Persistence is a crucial part of any software project, we simply need to keep the system state. We'll discuss possibilities and how DDD deals with saving and loading the state.
Typical system responses to a request, that is the basic functionality. Additionally, it usually does also job aside creating a response and this job has likely need to use persistence.
A typical web system lives in sequence - request, job, response, die. This means that it has to load all needed resources from persistence, process them, save them back to persistence and then return response (and then die).
The problem of such a system is that it mixes processing logic with persistence logic. It is difficult to understand such logic and it is difficult to test such a system.
BTW: If we select all needed data first, then the logic is already mixed because we need the knowledge what data we need from the persistence.
BTW 2: This kind of system can be tested by mocking the persistence. But mock tests are difficult to understand, maintain and shift persistence knowledge into logic tests. They are generally not awesome and I don't recommend them.
Let's make a mental exercise - imagine a system that runs only in memory and processes requests sequentially. This system needs just collections of objects where it stores the state.
Collections are part of the processing logic, so it is easy to understand and test the system. One important note - there is no save operation because collections have references to their objects and when an object changes, it is changed also in the collection.
Illusion of in-memory system
When we replace memory collections with persistent collections, everything works as same as with memory collections but we have a state. So we have benefits of the in-memory system - easy to understand and tests and we have also a persistent state. Persistent collections are called Repositories in DDD.
The whole idea is about that we keep pretending that we have collections. Clever and persistent collections, so-called repositories. The domain layer would seem to live continually.
Repository, same as a collection, have the responsibility to add an object, get objects by identifier or complex criteria and eventually to remove an object. There are also use cases that require aggregations like How many objects are in the system, Total amount of all products in the warehouse. For these use cases, the repository can provide direct aggregation methods so we don't have to inefficiently fetch loads of objects.
Repositories are created for aggregates only because aggregates are our building blocks, our units. They also always work with the whole aggregate, not with an internal part alone, not with a partial aggregate, always with the whole aggregate.
The repository is implemented in the domain layer because it works with domain objects. But in the domain layer we should have no idea about any database nor any storage, so the repository is just an interface.
Repositories are interfaces and they need to be implemented, please read more about implementation and infrastructure layer in previous materials.
The repository can be responsible for persisting objects. It would make some sense to have a saving method that instantly persists an object.
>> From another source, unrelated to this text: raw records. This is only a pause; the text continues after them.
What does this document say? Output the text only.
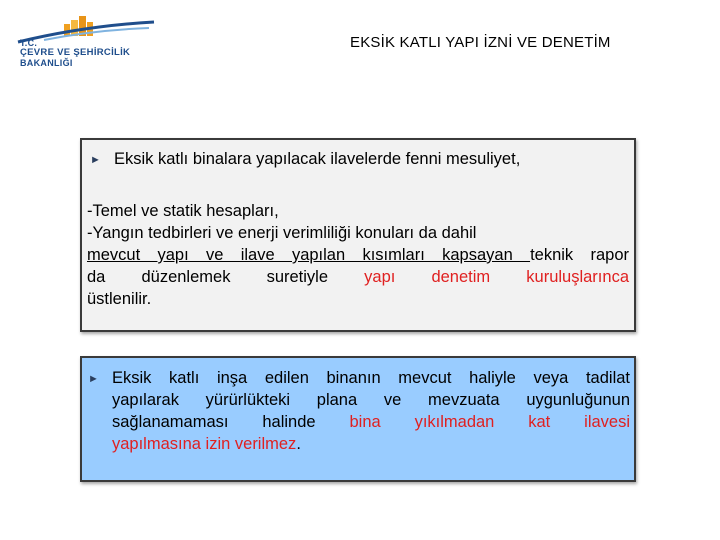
T.C.
ÇEVRE VE ŞEHİRCİLİK
BAKANLIĞI
EKSİK KATLI YAPI İZNİ VE DENETİM
► Eksik katlı binalara yapılacak ilavelerde fenni mesuliyet,
-Temel ve statik hesapları,
-Yangın tedbirleri ve enerji verimliliği konuları da dahil
mevcut yapı ve ilave yapılan kısımları kapsayan teknik rapor
da düzenlemek suretiyle yapı denetim kuruluşlarınca
üstlenilir.
► Eksik katlı inşa edilen binanın mevcut haliyle veya tadilat
yapılarak yürürlükteki plana ve mevzuata uygunluğunun
sağlanamaması halinde bina yıkılmadan kat ilavesi
yapılmasına izin verilmez.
But there is no such use case with memory collections so we would have to bring infrastructure requirements into the domain. If there was a persist operation, we'd have problems with transactions - one object is persisted and second, causes an exception while persisting, so what now?
The solution is simple. Object persistence is not the repository's responsibility. Someone else is responsible for the persistence. We can use an infrastructure middleware that is responsible for the persistence.
When we use an advanced persistence tool, it usually deals with persistence by flushing an object manager. But it's still possible to keep references to objects we used and flush them into storage after the domain use case is done. This system also allows us to use transactions if the persistence system supports them.
The object manager fetches data from persistence and convert them to entities. For tracking and flushing changes in entities it uses Unit of Work.